I'm trying to identify inactive hosts that crashed (through an alert).
Inactive hosts - hosts that haven't logged in the past 1hr
host that didn't crash- logs a message like this ".* Gracefully Exited"
host that did crash- never logs a message like the one above ^ and eventually becomes inactive
For inactive hosts, I've found this search to be useful. It searches the past 2 hours for host that haven't logged within the last hour:
| tstats latest(_time) as latest where index=a sourcetype=b source = c earliest=-2h by host
| eval logged_within_past_hour = if(latest > relative_time(now(),"-1h"),1,0), time_of_host_last_log = strftime(latest,"%c") | where logged_within_past_hour=0
I'm able to use this splunk search to find logs where the host terminated.
index=a sourcetype=b Gracefully Exited
Is there a way to find hosts that crashed and have became inactive? I don't want to include the hosts that terminated successfully and didn't crash
Check out the Track Me and Meta Woot! apps. They do that kind of thing for you.

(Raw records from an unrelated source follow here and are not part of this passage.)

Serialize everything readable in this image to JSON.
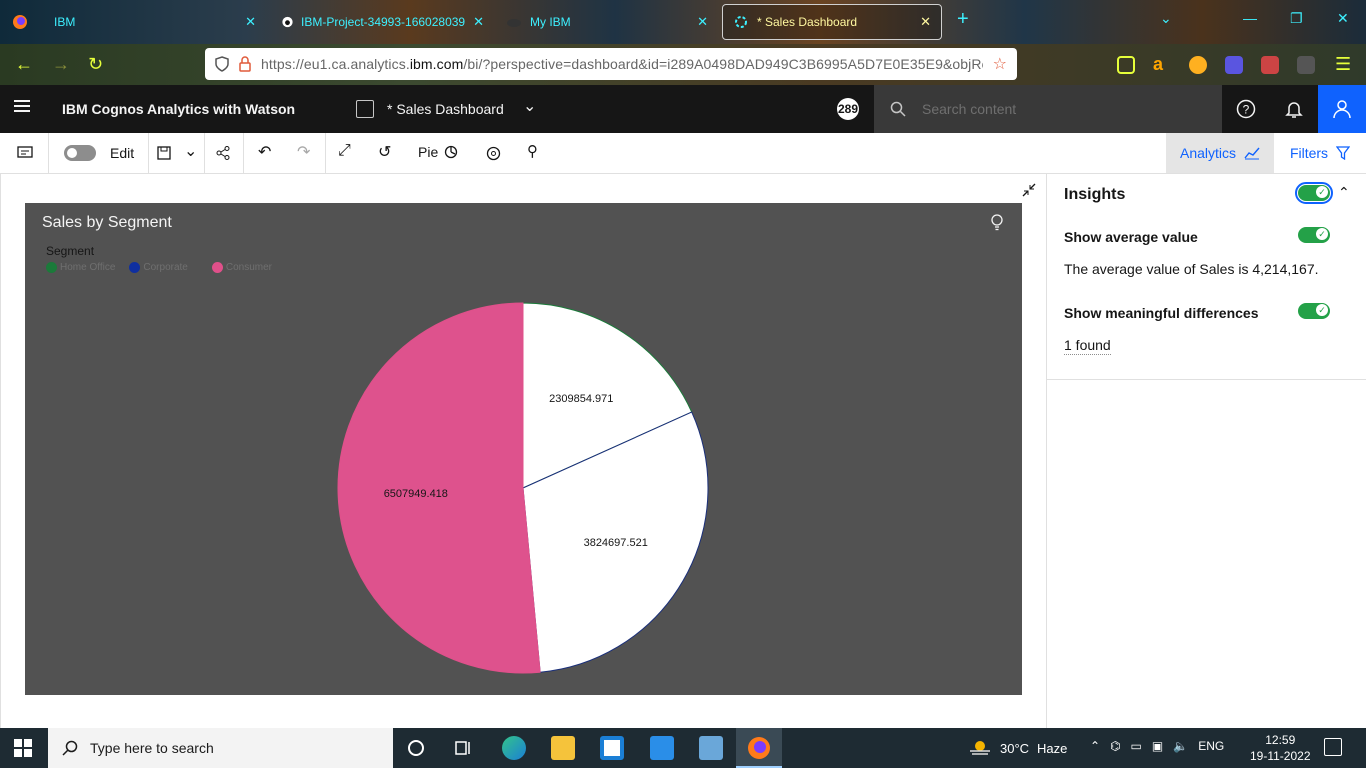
{
  "browser": {
    "tabs": [
      {
        "label": "IBM"
      },
      {
        "label": "IBM-Project-34993-166028039"
      },
      {
        "label": "My IBM"
      },
      {
        "label": "* Sales Dashboard"
      }
    ],
    "url_prefix": "https://eu1.ca.analytics.",
    "url_domain": "ibm.com",
    "url_suffix": "/bi/?perspective=dashboard&id=i289A0498DAD949C3B6995A5D7E0E35E9&objRef="
  },
  "header": {
    "app_title": "IBM Cognos Analytics with Watson",
    "dashboard_title": "* Sales Dashboard",
    "badge": "289",
    "search_placeholder": "Search content"
  },
  "toolbar": {
    "edit_label": "Edit",
    "viz_type": "Pie",
    "analytics_label": "Analytics",
    "filters_label": "Filters"
  },
  "widget": {
    "title": "Sales by Segment",
    "legend_title": "Segment"
  },
  "chart_data": {
    "type": "pie",
    "categories": [
      "Home Office",
      "Corporate",
      "Consumer"
    ],
    "values": [
      2309854.971,
      3824697.521,
      6507949.418
    ],
    "labels": [
      "2309854.971",
      "3824697.521",
      "6507949.418"
    ],
    "colors": [
      "#ffffff",
      "#ffffff",
      "#de528d"
    ],
    "legend_colors": [
      "#1b7a3a",
      "#0f2fa0",
      "#e0508a"
    ],
    "slice_stroke": [
      "#1b7a3a",
      "#1a2f7a",
      "#e0508a"
    ]
  },
  "insights": {
    "title": "Insights",
    "avg_label": "Show average value",
    "avg_text": "The average value of Sales is 4,214,167.",
    "diff_label": "Show meaningful differences",
    "diff_found": "1 found"
  },
  "taskbar": {
    "search_placeholder": "Type here to search",
    "weather_temp": "30°C",
    "weather_desc": "Haze",
    "lang": "ENG",
    "time": "12:59",
    "date": "19-11-2022"
  }
}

If you want to do it yourself, be aware that finding something that is not there is not Splunk's strong suit. You'll need a list of expected hosts to compare against those seen recently. See this blog entry for a good write-up on it.

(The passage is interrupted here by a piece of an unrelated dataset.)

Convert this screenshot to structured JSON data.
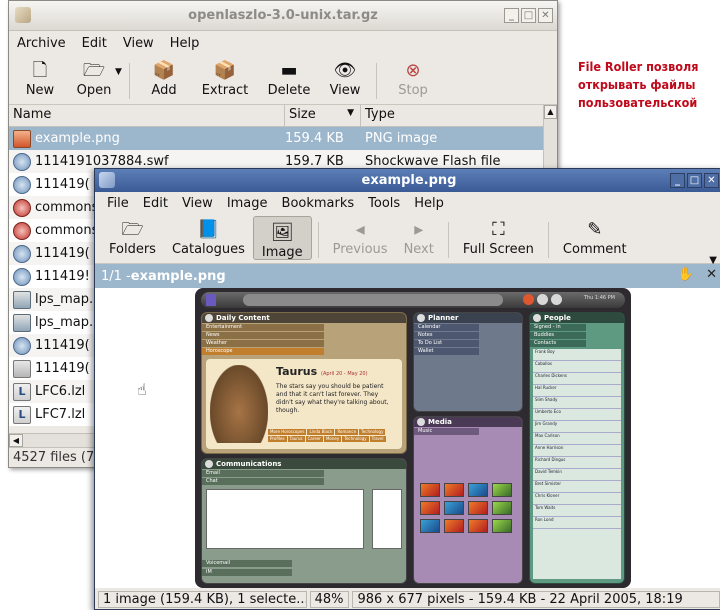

https://www.duanewaddle.com/proving-a-negative/
Hm, similar to that post, would I be able to do this kind of set manipulation (can also use table with count > 1 to make a set)?
Take the Hosts that have logged from [-2hr ago, now]

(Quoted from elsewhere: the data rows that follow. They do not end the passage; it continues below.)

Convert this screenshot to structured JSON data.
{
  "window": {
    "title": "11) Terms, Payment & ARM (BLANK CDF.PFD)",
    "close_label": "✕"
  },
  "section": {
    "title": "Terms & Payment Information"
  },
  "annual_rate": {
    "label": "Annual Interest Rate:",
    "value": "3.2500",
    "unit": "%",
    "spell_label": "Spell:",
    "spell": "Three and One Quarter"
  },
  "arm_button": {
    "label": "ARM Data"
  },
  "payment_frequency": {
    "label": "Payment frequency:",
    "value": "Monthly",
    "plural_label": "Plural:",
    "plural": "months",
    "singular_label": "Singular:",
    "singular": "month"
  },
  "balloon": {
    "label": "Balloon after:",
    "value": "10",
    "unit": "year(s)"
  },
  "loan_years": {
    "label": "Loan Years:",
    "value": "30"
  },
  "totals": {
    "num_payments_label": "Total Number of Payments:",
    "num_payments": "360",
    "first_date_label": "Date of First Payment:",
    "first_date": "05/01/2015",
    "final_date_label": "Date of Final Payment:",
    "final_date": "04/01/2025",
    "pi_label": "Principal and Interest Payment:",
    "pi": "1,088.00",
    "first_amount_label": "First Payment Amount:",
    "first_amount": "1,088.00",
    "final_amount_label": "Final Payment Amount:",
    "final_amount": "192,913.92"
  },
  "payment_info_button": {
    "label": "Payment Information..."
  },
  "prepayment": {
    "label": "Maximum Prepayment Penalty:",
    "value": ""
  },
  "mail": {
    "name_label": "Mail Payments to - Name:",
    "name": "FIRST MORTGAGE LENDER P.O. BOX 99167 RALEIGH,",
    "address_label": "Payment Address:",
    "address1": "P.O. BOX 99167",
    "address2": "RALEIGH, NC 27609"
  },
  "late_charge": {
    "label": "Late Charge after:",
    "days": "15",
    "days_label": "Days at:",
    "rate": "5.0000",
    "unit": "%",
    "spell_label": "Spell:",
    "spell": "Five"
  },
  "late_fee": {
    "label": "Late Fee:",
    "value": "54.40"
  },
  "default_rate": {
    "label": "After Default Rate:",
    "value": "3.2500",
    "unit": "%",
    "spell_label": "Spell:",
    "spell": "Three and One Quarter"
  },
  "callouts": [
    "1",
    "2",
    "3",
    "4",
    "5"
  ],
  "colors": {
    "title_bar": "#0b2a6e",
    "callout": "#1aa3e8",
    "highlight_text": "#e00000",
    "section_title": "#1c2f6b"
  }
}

- Hosts that print the graceful exit message [-2hr ago, now] (excluding graceful exits)
------------------------------------------------------------------------------------------------------------------------------
Now we're left with running and crashed Hosts that have logged from [-2hr ago, now]
- Hosts that have logged from [-1hr ago, now]. (excluding running and crashed hosts within [1hr ago, now])
Now we're left with still-running* and crashed Hosts that have ONLY logged from [2hr ago, 1hr ago]. In this case the "still -running ones" haven't logged from [1hr ago, now]. I'm going to declare them crashed.
Does this work out? I'm unsure how to implement this
I think you need a couple of subsearches. Something like this:
<<Hosts that have logged>> earliest=-2h latest=now NOT [ <<Hosts that print the graceful exit message>> earliest=-2h latest=now | fields host | format ] NOT [ <<Hosts that have logged>> earliest=-1h latest=now | fields host | format ]Be sure to test each subsearch separately to make sure they return the expected results.